Monday, November 24, 2008

I walk this lonely road

So right about now i feel pretty alone in this world, and like yeah, i really feel like the extra piece in my family. and like they always are like judging me and i want to prove them wrong but i just don't feel its worth it cuz either way they're going to think the same of me if i don't do something TOTALLY, COMPLETELY, UTTERLY drastic to change my life and i love my life so I'm not about to change it that much, but since things like these happen i started listening to my "life-story" song Boulevard of Broken Dreams - Green Day.
I feel like at home I'm not welcome by certain people, and that only a few people want me around..that last statement goes for the whole family, people say that they would die, cry, be sad, worry, etc. if i wasn't around, i honestly think that they are just saying that so they don't have to pay for anything  that i may do or whatever may happen to me. I don't mean to say that my family is selfish, but what i mean to say is that i don't feel valued in this family. for example my brothers.

Eric: Plays Piano, Draws, Sings, Good at Video Games, Good at Guitar Hero, Super Smash Brothers Brawl, knows how to keep friends, sensible.

David: Funny, Uncaring of others' thoughts, loves being himself, highly respectful.

Joshua: Plays Guitar, Good at work, can handle the pit bull, not afraid of anything.

then there is me.....

Derek: Sings.....that's it....i fail at life,

but needless to say that there are other people in the family that are much higher valued...a list? okay.


Noah
Ava
Garrett
Ate Cassie
Ate Aarika
Jordan
Allen
Lia
Luke
Rj
Alanna
Chloe
Kayla
Ethan
and basically anyone but me
all I think is that they think i'm only useful for heavy lifting or like moving things. :( 
or like a garbage disposal when they dont want their food anymore... 

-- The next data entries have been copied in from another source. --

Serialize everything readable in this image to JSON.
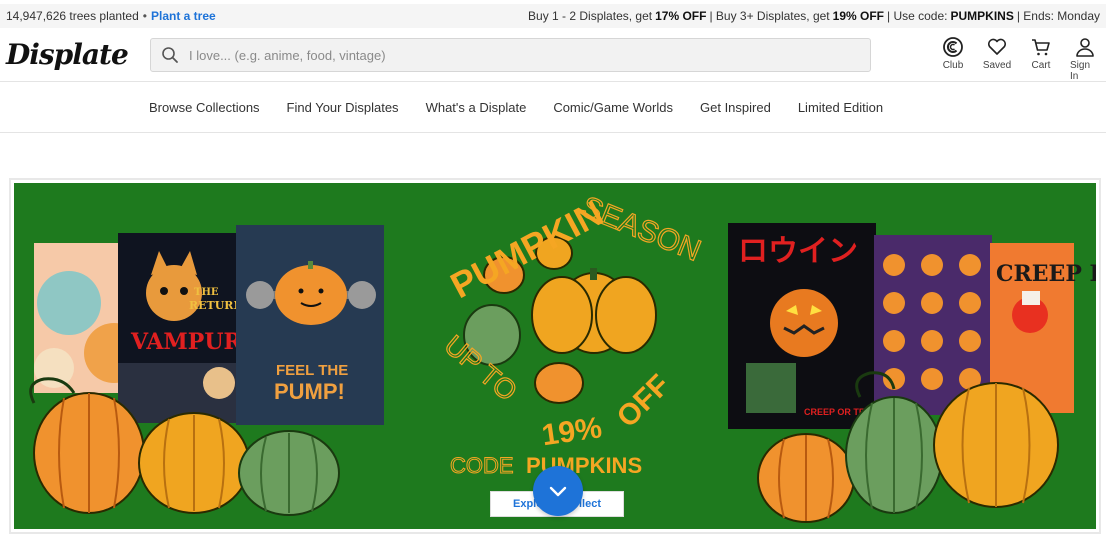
{
  "topbar": {
    "trees_text": "14,947,626 trees planted",
    "bullet": "•",
    "plant_link": "Plant a tree",
    "promo_part1": "Buy 1 - 2 Displates, get",
    "promo_off1": "17% OFF",
    "promo_sep1": "| Buy 3+ Displates, get",
    "promo_off2": "19% OFF",
    "promo_sep2": "| Use code:",
    "promo_code": "PUMPKINS",
    "promo_ends": "| Ends: Monday"
  },
  "header": {
    "logo_text": "Displate",
    "search_placeholder": "I love... (e.g. anime, food, vintage)",
    "icons": [
      {
        "name": "club-icon",
        "label": "Club"
      },
      {
        "name": "heart-icon",
        "label": "Saved"
      },
      {
        "name": "cart-icon",
        "label": "Cart"
      },
      {
        "name": "user-icon",
        "label": "Sign In"
      }
    ]
  },
  "nav": {
    "items": [
      "Browse Collections",
      "Find Your Displates",
      "What's a Displate",
      "Comic/Game Worlds",
      "Get Inspired",
      "Limited Edition"
    ]
  },
  "banner": {
    "headline_1": "PUMPKIN",
    "headline_2": "SEASON",
    "headline_3": "UP TO",
    "headline_4": "19%",
    "headline_5": "OFF",
    "code_label": "CODE",
    "code_value": "PUMPKINS",
    "poster_1": "THE RETURN OF VAMPURR",
    "poster_2": "FEEL THE PUMP!",
    "poster_3": "ロウイン",
    "poster_3_sub": "CREEP OR TREAT!!",
    "poster_4": "CREEP REAL",
    "explore_left": "Explo",
    "explore_right": "ollect",
    "colors": {
      "bg": "#1e7a1e",
      "accent": "#f5a623",
      "pumpkin": "#f0a020",
      "green_pumpkin": "#6b9e5e"
    }
  }
}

There IS another point to this, Its about what i love to do, which my elders don't approve of, in case you didn't know...i LOVE TO WRESTLE, nobody in my home approves of that, not even my own brothers...that's why i feel left out..i see all these people around....always following their dreams of becoming accountants, actors, techies, producers, directors, pastors, missionaries, Marines, Navy, Army, etc.. and my parents approve of those...but i don't wanna be those, i wanna be a professional wrestler...not even joking. i feel restrained down because of that.
I JUST WANT TO FEEL WANTED AROUND....I DON'T FEEL ANYTHING....I APPRECIATE WHAT MY FAMILY DOES BUT......I DON'T FEEL THE CARE ANYMORE...ITS BEEN CUT-OFF......COMPLETELY. 

Sunday, November 16, 2008

The Brush Fires at the end of 'o8

Okay so, this is my 2nd blog so Yay Derek! lol, but to be serious the brush fires are getting serious, and like they really are starting to panic many people, especially those who are DANGEROUSLY CLOSE to the FIRE. Well i'd like to ask for your prayers, as many of you know I live in the Walnut/West Covina area, and like There are fires in Yorba Linda, Diamond Bar, Chino Hills, and Several other CA cities. I have friends everywhere in CA and I'm sure you do too, so please pray for my friends and family. Today my uncle jan left for Hawaii, and I wasn't too sure if he'd be able to because the fire was SO bad that the freeways have been closed off from any vehicle even the police, firefighter, and ambulances. yeah, the fires are THAT bad... So i'm asking you as a friend to please pray, and have faith in God that he will keep us safe, keep our friends safe, and most importantly our Families safe. Thanks For Reading, I appreciate it.

Tuesday, November 11, 2008

First Intro Blog Thingymajiggerr!

haha yay! my first blog type of thingy...
i know this really isnt a blog but like yeah, i only made one so like i'd have new place to vent due to the fact that xanga really got old to me...xDD so read it i'm mostly gonna be putting poetry, or like song lyrics on here so..yeah..laterss!